If anyone is interested please PM me asap. If no one responds in the next couple of days or so I'll ship them back to Japan.


----------



## ValBoo (May 19, 2003)

pm sent... I want them


----------



## Ice512 (Oct 16, 2006)

why is it not for euro use ? is it not working properly or ...... ?


----------



## aussietrail (Sep 24, 2004)

Am surprised mate!

Is there a road traffic authority ruling about this in Europe which you can show us? I have seen many cars in Europe with LED tail lights, so how are these any different?


----------



## Sulphur man (Sep 6, 2005)

aussietrail said:


> Am surprised mate!
> 
> Is there a road traffic authority ruling about this in Europe which you can show us? I have seen many cars in Europe with LED tail lights, so how are these any different?


Here's a quote that makes it clear from one of the UK's leading vehicle parts manufacturers:

"An E-mark guarantees an automotive product complies with European vehicle legislation. In the UK, national implementation of Construction and Use Regulation 95/54/EC has made it a criminal offense to use a car with a non-E-marked part fitted."

It's not the fact that they are LED lights, they just have no 'e' mark and therefore I can't use them. This even applies to the bulbs inside the fittings.

If you look at all the other lights on your X, I'm sure you'd find a little circle with a small e and a number, mine all say e13. The LED lights have nothing on them anywhere.
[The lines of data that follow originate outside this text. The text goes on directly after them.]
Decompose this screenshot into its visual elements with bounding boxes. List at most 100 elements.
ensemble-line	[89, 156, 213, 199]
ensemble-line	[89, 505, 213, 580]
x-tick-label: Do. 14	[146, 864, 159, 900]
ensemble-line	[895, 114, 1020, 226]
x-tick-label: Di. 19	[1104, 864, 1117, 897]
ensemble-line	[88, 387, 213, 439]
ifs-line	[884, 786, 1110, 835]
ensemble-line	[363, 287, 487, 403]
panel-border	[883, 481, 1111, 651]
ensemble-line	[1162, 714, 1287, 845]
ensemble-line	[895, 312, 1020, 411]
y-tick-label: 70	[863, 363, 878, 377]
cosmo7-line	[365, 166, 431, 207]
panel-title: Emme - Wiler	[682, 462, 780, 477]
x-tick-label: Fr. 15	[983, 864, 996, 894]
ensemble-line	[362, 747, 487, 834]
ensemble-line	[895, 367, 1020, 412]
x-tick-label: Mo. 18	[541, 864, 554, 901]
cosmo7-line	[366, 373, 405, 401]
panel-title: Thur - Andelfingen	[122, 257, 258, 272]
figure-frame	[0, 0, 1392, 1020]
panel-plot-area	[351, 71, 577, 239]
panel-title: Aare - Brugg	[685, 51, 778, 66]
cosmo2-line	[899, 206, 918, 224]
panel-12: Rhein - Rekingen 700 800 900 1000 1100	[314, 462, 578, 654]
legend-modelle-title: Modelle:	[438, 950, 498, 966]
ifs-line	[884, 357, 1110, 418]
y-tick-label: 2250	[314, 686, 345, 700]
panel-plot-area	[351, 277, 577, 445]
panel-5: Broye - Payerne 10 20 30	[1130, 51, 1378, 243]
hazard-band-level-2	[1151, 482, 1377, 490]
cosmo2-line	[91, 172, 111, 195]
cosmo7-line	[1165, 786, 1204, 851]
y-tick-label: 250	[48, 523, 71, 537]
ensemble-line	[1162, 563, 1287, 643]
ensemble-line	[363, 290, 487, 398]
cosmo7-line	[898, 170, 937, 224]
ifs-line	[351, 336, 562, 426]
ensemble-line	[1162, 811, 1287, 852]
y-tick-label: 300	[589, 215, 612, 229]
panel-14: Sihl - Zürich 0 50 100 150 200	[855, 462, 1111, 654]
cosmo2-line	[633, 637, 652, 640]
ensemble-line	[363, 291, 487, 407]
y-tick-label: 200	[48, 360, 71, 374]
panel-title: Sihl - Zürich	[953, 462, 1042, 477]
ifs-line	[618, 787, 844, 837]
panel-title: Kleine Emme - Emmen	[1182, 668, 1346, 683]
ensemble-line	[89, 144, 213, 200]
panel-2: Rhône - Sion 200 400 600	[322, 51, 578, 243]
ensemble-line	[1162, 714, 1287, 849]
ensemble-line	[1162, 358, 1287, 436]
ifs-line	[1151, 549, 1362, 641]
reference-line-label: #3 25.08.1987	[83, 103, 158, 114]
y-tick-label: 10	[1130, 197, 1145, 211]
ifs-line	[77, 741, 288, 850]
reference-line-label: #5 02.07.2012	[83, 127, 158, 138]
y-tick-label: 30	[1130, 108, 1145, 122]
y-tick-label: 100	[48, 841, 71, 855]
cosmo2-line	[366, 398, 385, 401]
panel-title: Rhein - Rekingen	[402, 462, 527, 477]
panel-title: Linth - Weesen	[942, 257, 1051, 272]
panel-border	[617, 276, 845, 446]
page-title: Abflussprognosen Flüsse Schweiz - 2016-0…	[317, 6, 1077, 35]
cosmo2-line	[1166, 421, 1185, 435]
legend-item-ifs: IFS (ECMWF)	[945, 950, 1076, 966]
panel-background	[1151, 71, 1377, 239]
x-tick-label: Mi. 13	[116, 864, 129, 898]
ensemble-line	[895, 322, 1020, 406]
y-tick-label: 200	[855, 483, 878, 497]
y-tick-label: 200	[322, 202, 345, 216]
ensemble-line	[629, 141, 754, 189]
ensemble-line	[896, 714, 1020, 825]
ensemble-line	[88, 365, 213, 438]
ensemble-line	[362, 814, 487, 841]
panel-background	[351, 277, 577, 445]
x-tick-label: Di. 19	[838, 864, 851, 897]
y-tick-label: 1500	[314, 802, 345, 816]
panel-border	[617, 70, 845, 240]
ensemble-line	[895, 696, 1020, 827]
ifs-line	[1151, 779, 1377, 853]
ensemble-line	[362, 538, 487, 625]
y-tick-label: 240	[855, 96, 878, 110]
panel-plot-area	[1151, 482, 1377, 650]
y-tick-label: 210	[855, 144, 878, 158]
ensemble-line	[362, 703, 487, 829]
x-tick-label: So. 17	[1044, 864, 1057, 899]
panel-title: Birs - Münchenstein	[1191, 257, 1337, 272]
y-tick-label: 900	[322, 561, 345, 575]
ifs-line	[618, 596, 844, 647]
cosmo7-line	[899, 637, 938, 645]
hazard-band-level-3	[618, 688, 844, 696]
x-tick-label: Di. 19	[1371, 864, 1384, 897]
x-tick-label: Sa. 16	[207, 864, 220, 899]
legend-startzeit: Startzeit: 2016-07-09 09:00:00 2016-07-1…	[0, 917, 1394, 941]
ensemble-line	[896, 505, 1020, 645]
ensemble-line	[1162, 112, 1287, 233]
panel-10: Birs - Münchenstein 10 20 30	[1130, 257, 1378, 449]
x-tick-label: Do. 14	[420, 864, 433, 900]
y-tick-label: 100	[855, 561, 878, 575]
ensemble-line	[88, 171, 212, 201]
I'm figuring that, whilst it might go un-noticed by the police, I may have trouble during the yearly MoT test, and it would almost certainly invalidate my insurance. I'm not prepared to risk it.


----------



## aussietrail (Sep 24, 2004)

Fair enough mate. Move to Australia and you'll have no worries LOL


----------



## Sulphur man (Sep 6, 2005)

...sounds like a plan!


----------



## Ice512 (Oct 16, 2006)

im not too sure of the enforcement culture in Uk, but i think ure worryin too much...

here in Canada, or maybe only Toronto, we see equipment infraction on the road like every 10seconds. Anything from tinted front windows, illegal HID kits, dark plate covers, even "xenon bulbs" are illegal accordin to the books. Its all up to an officer's discretion to pull you over or not, and 99% of the time they dont care unless they are ticketing you for sthg else, or ure driving like a jerk.

I'm pretty sure an enforcement officer wont pull you over, make you take out ur lights and check if theres a "e" mark on it. That just sounds too asshole to be true.


----------



## ValBoo (May 19, 2003)

Ice512 said:


> im not too sure of the enforcement culture in Uk, but i think ure worryin too much...
> 
> here in Canada, or maybe only Toronto, we see equipment infraction on the road like every 10seconds. Anything from tinted front windows, illegal HID kits, dark plate covers, even "xenon bulbs" are illegal accordin to the books. Its all up to an officer's discretion to pull you over or not, and 99% of the time they dont care unless they are ticketing you for sthg else, or ure driving like a jerk.
> 
> I'm pretty sure an enforcement officer wont pull you over, make you take out ur lights and check if theres a "e" mark on it. That just sounds too a..h.. to be true.


HEY Ice, would you quit with the encouragement here? 
(..... I need those rear lights.....)


The other thing about UK is as mentioned before 


Sulphur man said:


> _"...trouble during the yearly MoT test, and it would almost certainly invalidate my insurance..."_


----------



## aussietrail (Sep 24, 2004)

Hey Marc, what do you need a second set for mate? You gonna make two rows of them at the back of your exy? hehehehehe 

Hey Steve, start an auction mate, I want them too. hahahahaha  (just kidding) LOL


----------



## ValBoo (May 19, 2003)

aussietrail said:


> Hey Marc, what do you need a second set for mate? ............


You see its a long story with a friend who has been helpfull. I promised him I would keep an eye out for these... Its been 1½ years now...


----------